Si Rabelais avait commencé son roman par l’histoire de Gargantua & non par celle de Pantagruel, n’est-ce pas en tête de la vie du père qu’il aurait placé la généalogie de toute la famille ? Cela est si vrai que le Gargantua commence par un renvoi à cette généalogie qui devrait figurer en tête de l’ouvrage :
« Ie vous remectz à la grande chronicque Pantagueline recongnoiſtre la genealogie & antiquité dont nous eſt venu Gargantua. En icelle vous entendrez plus au long comment les Geands naſquirent en ce monde… & ne vous faſchera, ſi pour le preſent ie m’en deporte. Combien que la choſe ſoit telle, que tant plus ſeroit remembree, tant plus elle plairoit à voz ſeigneuries : comme vous auez l’autorité de Platon… qui dict eſtre aulcuns propos… qui plus ſont delectables, quand plus ſouuent ſont redictz. »
Burgaud des Maretz considère ce passage comme contraire à l’opinion que nous venons de soutenir, mais ses objections nous semblent très-faibles :
« On ne remet pas, dit-il, une chose à la veille, mais au lendemain. » Comprendre ainsi l’expression de Rabelais, c’est confondre le sens actuel du mot avec l’acception qu’il avait au temps de l’auteur. Remettre, conformément à l’étymologie latine remittere, signifie ici renvoyer : « Je vous renvoie à la grande chronique Pantagrueline. »

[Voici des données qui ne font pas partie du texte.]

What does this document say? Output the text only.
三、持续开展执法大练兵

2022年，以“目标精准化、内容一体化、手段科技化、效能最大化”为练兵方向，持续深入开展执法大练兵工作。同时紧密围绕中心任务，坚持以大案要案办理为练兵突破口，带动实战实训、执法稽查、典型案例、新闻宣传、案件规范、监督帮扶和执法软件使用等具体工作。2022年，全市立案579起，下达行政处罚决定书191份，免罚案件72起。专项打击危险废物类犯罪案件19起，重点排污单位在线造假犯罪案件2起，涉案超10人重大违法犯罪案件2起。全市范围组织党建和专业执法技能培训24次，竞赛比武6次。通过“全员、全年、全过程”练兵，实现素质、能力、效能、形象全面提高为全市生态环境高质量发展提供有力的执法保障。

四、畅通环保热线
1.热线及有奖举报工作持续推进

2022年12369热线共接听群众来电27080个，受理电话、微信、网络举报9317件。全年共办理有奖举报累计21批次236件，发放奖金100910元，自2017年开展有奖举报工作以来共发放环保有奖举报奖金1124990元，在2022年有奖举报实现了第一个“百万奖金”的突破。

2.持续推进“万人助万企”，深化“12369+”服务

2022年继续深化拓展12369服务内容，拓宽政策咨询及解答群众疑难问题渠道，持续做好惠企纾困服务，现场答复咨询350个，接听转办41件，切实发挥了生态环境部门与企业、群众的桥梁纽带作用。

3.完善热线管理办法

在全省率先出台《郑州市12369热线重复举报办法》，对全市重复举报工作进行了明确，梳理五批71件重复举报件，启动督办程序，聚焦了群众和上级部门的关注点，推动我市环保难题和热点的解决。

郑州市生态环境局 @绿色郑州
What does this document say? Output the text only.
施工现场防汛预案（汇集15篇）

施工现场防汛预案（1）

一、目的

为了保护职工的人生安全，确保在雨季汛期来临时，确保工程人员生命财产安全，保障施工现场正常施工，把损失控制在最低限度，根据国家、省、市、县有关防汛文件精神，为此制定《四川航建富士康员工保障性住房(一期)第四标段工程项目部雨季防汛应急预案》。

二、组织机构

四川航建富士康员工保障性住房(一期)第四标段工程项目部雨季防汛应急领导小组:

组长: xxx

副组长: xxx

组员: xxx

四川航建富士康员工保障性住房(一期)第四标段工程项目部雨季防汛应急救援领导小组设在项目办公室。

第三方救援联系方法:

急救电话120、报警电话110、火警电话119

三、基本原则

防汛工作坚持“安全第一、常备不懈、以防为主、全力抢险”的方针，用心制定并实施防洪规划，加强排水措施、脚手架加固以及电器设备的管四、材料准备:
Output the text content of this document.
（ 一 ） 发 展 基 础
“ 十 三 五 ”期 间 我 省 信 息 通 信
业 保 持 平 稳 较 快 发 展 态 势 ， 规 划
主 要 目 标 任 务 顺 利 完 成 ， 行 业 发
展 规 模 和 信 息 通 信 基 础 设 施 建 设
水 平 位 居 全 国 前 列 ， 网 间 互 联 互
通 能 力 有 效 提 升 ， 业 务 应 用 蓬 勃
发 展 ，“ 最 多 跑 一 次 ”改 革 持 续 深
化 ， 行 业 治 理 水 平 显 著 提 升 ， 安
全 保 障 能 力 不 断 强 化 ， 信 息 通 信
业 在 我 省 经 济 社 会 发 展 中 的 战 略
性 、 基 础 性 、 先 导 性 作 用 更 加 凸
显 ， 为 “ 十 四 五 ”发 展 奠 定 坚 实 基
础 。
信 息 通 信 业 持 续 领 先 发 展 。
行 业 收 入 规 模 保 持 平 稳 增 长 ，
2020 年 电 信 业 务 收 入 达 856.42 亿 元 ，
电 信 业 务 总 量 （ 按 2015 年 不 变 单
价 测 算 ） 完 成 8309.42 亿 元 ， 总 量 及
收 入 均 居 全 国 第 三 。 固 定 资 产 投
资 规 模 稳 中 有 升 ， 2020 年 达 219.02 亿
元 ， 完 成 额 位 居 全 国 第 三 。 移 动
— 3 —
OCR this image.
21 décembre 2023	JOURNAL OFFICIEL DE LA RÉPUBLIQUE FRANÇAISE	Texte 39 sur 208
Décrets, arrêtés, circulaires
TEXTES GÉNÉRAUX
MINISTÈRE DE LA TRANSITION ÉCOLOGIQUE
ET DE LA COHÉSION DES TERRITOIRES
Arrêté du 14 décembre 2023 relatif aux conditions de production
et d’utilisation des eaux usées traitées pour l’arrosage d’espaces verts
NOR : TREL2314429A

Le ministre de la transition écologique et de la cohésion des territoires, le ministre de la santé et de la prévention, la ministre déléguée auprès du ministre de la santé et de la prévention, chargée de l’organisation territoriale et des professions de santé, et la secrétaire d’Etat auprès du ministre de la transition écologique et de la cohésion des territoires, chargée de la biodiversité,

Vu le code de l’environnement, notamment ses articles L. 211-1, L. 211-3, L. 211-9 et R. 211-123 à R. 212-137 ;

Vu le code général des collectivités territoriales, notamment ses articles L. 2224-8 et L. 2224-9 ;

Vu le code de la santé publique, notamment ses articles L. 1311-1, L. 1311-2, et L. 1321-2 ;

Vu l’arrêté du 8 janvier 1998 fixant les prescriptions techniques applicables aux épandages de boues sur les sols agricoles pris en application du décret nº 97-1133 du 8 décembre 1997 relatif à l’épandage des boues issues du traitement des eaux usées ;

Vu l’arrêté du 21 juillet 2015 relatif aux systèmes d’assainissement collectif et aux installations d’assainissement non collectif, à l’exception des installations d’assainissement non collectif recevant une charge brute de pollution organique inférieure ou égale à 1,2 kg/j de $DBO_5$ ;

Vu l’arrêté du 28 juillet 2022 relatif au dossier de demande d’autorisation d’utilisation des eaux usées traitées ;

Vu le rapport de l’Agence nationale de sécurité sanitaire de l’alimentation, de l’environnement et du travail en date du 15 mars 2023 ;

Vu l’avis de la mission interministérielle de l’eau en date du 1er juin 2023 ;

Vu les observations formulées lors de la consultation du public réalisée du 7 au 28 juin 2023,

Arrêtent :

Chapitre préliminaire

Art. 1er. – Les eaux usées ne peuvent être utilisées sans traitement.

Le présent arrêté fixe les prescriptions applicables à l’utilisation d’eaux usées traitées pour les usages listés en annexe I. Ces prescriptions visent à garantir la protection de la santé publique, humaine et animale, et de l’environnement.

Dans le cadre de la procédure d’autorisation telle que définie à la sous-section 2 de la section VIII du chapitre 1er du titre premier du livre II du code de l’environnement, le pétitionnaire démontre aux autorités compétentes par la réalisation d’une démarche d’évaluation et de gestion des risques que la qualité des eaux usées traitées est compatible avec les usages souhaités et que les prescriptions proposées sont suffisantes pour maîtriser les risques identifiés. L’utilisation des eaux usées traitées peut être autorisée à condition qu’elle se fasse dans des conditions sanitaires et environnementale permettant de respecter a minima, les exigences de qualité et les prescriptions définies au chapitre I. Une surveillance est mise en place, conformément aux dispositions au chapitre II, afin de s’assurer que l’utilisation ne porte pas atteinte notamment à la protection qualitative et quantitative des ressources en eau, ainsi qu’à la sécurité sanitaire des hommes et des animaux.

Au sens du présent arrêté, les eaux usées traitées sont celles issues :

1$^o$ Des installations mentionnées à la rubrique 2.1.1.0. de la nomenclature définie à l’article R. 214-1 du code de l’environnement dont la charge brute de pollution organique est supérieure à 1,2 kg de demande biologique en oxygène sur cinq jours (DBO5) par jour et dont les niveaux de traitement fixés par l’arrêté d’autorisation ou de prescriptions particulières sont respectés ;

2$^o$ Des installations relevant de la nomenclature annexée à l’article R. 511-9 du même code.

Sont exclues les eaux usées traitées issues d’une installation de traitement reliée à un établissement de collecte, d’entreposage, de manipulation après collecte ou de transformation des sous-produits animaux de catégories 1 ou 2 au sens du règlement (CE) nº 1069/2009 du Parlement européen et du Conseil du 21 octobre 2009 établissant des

Le futur vous entendrez, paraît ausi à Burgaud des Maretz un argument en faveur de sa thèse ; mais Rabelais dit vous entendrez, parce qu’il s’adresse au lecteur de Gargantua, qui lit le nouveau roman suivant l’ordre naturel, & n’abordera les aventures du fils que lorsqu’il connaîtra celles du père. La fin du passage, dont Burgaud des Maretz ne parle pas, est encore plus formelle : Rabelais y fait remarquer fort clairement qu’il n’a pas besoin de répéter ce qu’il a déjà dit.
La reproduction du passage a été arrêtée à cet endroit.